Deciphering Kinetics of RNA Polymerase I Multi-Nucleotide Transcription

Abstract

RNA polymerases carry out the first step in gene expression, transcription of DNA into RNA. Eukaryotes, unlike prokaryotes, contain at least three specialized, nuclear, multi-subunit RNA polymerases (Pol I-III). RNA Polymerase I (Pol I) synthesizes the majority of ribosomal RNA. Nearly 60% of total transcription is devoted to ribosomal RNA synthesis, making it one of the cell's most energy consuming tasks. Thus, a detailed understanding of Pol I transcription is of key importance to understanding the mechanisms that govern ribosomal RNA synthesis. Previously published single adenosine (A) incorporation experiments from our lab indicate that the rate limiting step for nucleotide addition is the formation of the phosphodiester bond between the RNA strand and the incoming nucleotide (∼180 s−1).
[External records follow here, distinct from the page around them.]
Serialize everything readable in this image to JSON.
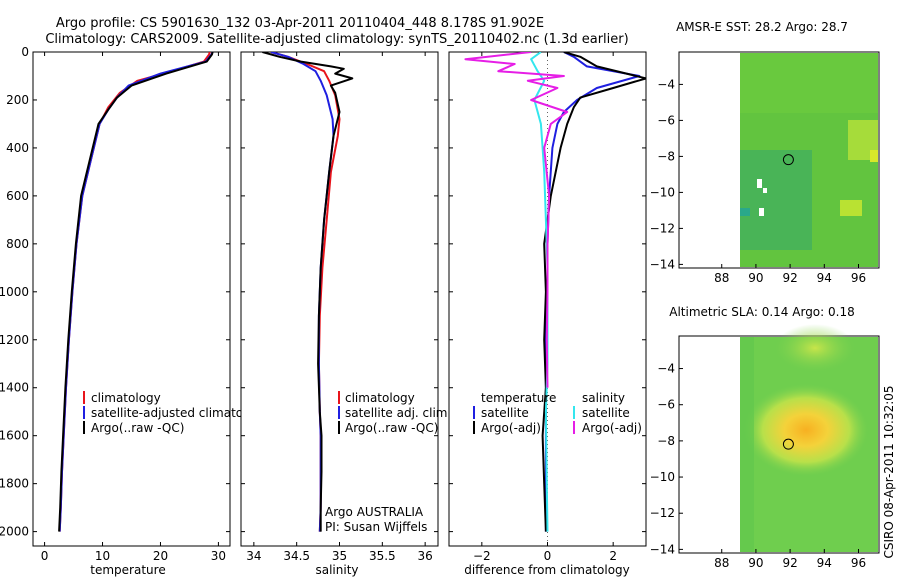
{
  "header": {
    "line1": "Argo profile: CS 5901630_132 03-Apr-2011 20110404_448 8.178S 91.902E",
    "line2": "Climatology: CARS2009. Satellite-adjusted climatology: synTS_20110402.nc (1.3d earlier)"
  },
  "side_label": "CSIRO 08-Apr-2011 10:32:05",
  "colors": {
    "climatology": "#e8141b",
    "satellite": "#1f1fe0",
    "argo": "#000000",
    "salinity_sat": "#33e6ee",
    "salinity_argo": "#e61ee6"
  },
  "chart_data": [
    {
      "type": "line",
      "xlabel": "temperature",
      "ylabel": "",
      "xlim": [
        -2,
        32
      ],
      "ylim": [
        2060,
        0
      ],
      "xticks": [
        0,
        10,
        20,
        30
      ],
      "yticks": [
        0,
        200,
        400,
        600,
        800,
        1000,
        1200,
        1400,
        1600,
        1800,
        2000
      ],
      "legend": [
        "climatology",
        "satellite-adjusted climatology",
        "Argo(..raw -QC)"
      ],
      "series": [
        {
          "name": "climatology",
          "color": "#e8141b",
          "x": [
            28.5,
            28.4,
            27.5,
            22,
            16,
            13,
            11,
            9.5,
            8,
            6.5,
            5.5,
            4.8,
            4.2,
            3.7,
            3.3,
            3.0,
            2.8,
            2.6
          ],
          "y": [
            0,
            10,
            40,
            80,
            120,
            170,
            230,
            300,
            450,
            600,
            800,
            1000,
            1200,
            1400,
            1600,
            1750,
            1900,
            2000
          ]
        },
        {
          "name": "satellite-adjusted climatology",
          "color": "#1f1fe0",
          "x": [
            29.0,
            28.8,
            27.8,
            20,
            14.5,
            12.5,
            11,
            9.5,
            8,
            6.5,
            5.5,
            4.8,
            4.2,
            3.7,
            3.3,
            3.0,
            2.8,
            2.6
          ],
          "y": [
            0,
            10,
            40,
            90,
            140,
            190,
            240,
            300,
            450,
            600,
            800,
            1000,
            1200,
            1400,
            1600,
            1750,
            1900,
            2000
          ]
        },
        {
          "name": "Argo(..raw -QC)",
          "color": "#000000",
          "x": [
            29.0,
            28.9,
            28.0,
            21,
            15,
            12.5,
            11,
            9.3,
            7.8,
            6.3,
            5.4,
            4.7,
            4.1,
            3.6,
            3.2,
            2.9,
            2.7,
            2.5
          ],
          "y": [
            0,
            10,
            40,
            90,
            140,
            190,
            240,
            300,
            450,
            600,
            800,
            1000,
            1200,
            1400,
            1600,
            1750,
            1900,
            2000
          ]
        }
      ]
    },
    {
      "type": "line",
      "xlabel": "salinity",
      "xlim": [
        33.85,
        36.15
      ],
      "ylim": [
        2060,
        0
      ],
      "xticks": [
        34,
        34.5,
        35,
        35.5,
        36
      ],
      "legend": [
        "climatology",
        "satellite adj. clim.",
        "Argo(..raw -QC)"
      ],
      "annotations": [
        "Argo AUSTRALIA",
        "PI: Susan Wijffels"
      ],
      "series": [
        {
          "name": "climatology",
          "color": "#e8141b",
          "x": [
            34.2,
            34.4,
            34.62,
            34.82,
            34.88,
            34.95,
            35.0,
            34.98,
            34.9,
            34.85,
            34.8,
            34.77,
            34.76,
            34.77,
            34.78,
            34.78,
            34.78,
            34.77
          ],
          "y": [
            0,
            20,
            50,
            80,
            120,
            180,
            280,
            350,
            500,
            700,
            900,
            1100,
            1300,
            1500,
            1600,
            1750,
            1900,
            2000
          ]
        },
        {
          "name": "satellite adj. clim.",
          "color": "#1f1fe0",
          "x": [
            34.2,
            34.4,
            34.58,
            34.72,
            34.78,
            34.85,
            34.92,
            34.93,
            34.88,
            34.82,
            34.78,
            34.76,
            34.76,
            34.77,
            34.78,
            34.78,
            34.78,
            34.77
          ],
          "y": [
            0,
            20,
            50,
            80,
            120,
            180,
            280,
            350,
            500,
            700,
            900,
            1100,
            1300,
            1500,
            1600,
            1750,
            1900,
            2000
          ]
        },
        {
          "name": "Argo(..raw -QC)",
          "color": "#000000",
          "x": [
            34.1,
            34.3,
            34.55,
            34.9,
            35.05,
            34.95,
            35.15,
            34.9,
            34.95,
            35.0,
            34.93,
            34.88,
            34.82,
            34.78,
            34.76,
            34.75,
            34.77,
            34.79,
            34.79,
            34.78,
            34.78
          ],
          "y": [
            0,
            20,
            40,
            60,
            70,
            90,
            110,
            140,
            170,
            250,
            350,
            500,
            700,
            900,
            1100,
            1300,
            1500,
            1600,
            1750,
            1900,
            2000
          ]
        }
      ]
    },
    {
      "type": "line",
      "xlabel": "difference from climatology",
      "xlim": [
        -3.0,
        3.0
      ],
      "ylim": [
        2060,
        0
      ],
      "xticks": [
        -2,
        0,
        2
      ],
      "legend_titles": [
        "temperature",
        "salinity"
      ],
      "legend": [
        "satellite",
        "Argo(-adj)",
        "satellite",
        "Argo(-adj)"
      ],
      "series": [
        {
          "name": "satellite",
          "color": "#1f1fe0",
          "x": [
            0.5,
            0.8,
            1.2,
            2.8,
            1.5,
            0.9,
            0.5,
            0.3,
            0.15,
            0.05,
            0.0,
            0.0,
            -0.05,
            -0.05,
            -0.05,
            -0.05
          ],
          "y": [
            0,
            20,
            60,
            100,
            150,
            200,
            250,
            300,
            400,
            600,
            800,
            1000,
            1200,
            1500,
            1800,
            2000
          ]
        },
        {
          "name": "Argo(-adj)",
          "color": "#000000",
          "x": [
            0.5,
            1.0,
            1.5,
            3.0,
            2.0,
            1.0,
            0.8,
            0.6,
            0.4,
            0.25,
            0.1,
            0.0,
            -0.1,
            -0.05,
            -0.1,
            -0.05,
            -0.15,
            -0.1,
            -0.05
          ],
          "y": [
            0,
            20,
            60,
            110,
            150,
            190,
            230,
            300,
            400,
            500,
            600,
            700,
            800,
            1000,
            1200,
            1400,
            1600,
            1800,
            2000
          ]
        },
        {
          "name": "satellite",
          "color": "#33e6ee",
          "x": [
            -0.2,
            -0.5,
            -0.3,
            -0.1,
            -0.4,
            -0.2,
            -0.15,
            -0.1,
            -0.05,
            0.0,
            0.0,
            0.0,
            -0.05,
            -0.02,
            0.0
          ],
          "y": [
            0,
            30,
            80,
            120,
            200,
            300,
            400,
            500,
            700,
            900,
            1100,
            1300,
            1500,
            1800,
            2000
          ]
        },
        {
          "name": "Argo(-adj)",
          "color": "#e61ee6",
          "x": [
            -0.5,
            -2.5,
            -1.0,
            -1.5,
            0.5,
            -0.6,
            0.3,
            -0.5,
            0.6,
            0.1,
            -0.1,
            0.05,
            0.0,
            0.0,
            -0.02,
            0.0
          ],
          "y": [
            0,
            30,
            50,
            80,
            100,
            120,
            150,
            200,
            250,
            300,
            400,
            600,
            800,
            1000,
            1200,
            1400
          ]
        }
      ]
    },
    {
      "type": "heatmap",
      "title": "AMSR-E SST: 28.2 Argo: 28.7",
      "xlim": [
        85.5,
        97.2
      ],
      "ylim": [
        -14.2,
        -2.2
      ],
      "xticks": [
        88,
        90,
        92,
        94,
        96
      ],
      "yticks": [
        -4,
        -6,
        -8,
        -10,
        -12,
        -14
      ],
      "marker": {
        "lon": 91.9,
        "lat": -8.18
      }
    },
    {
      "type": "heatmap",
      "title": "Altimetric SLA: 0.14 Argo: 0.18",
      "xlim": [
        85.5,
        97.2
      ],
      "ylim": [
        -14.2,
        -2.2
      ],
      "xticks": [
        88,
        90,
        92,
        94,
        96
      ],
      "yticks": [
        -4,
        -6,
        -8,
        -10,
        -12,
        -14
      ],
      "marker": {
        "lon": 91.9,
        "lat": -8.18
      }
    }
  ]
}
Here we present an innovative rapid-mixing kinetic assay and parameter optimization strategy in MATLAB to determine the elementary rate constants for multi-nucleotide addition by Pol I transcription elongation at single nucleotide resolution. This approach allows us to quantify each elongated RNA intermediate in a single experiment. Our current results indicate that incorporation of guanosine (G) is faster than adenosine (A), and Pol I exhibits tighter binding for guanosine compared to adenosine. This may be a consequence of Watson-Crick base pairing where guanine base pairs with cytosine forming three hydrogen bonds while adenine forms two hydrogen bonds with thymine. The local sequence context surrounding each individual nucleotide being transcribed also appears to influence the rate constants describing Pol I transcription. An additional transitory intermediate was also observed that largely exhibited no nucleotide dependence. The identity of this intermediate is actively being investigated. These results will make advancements towards elucidating the general rules governing the rates of transcription and provide a starting point for a quantitative comparison between the three eukaryotic multi-subunit RNA polymerases.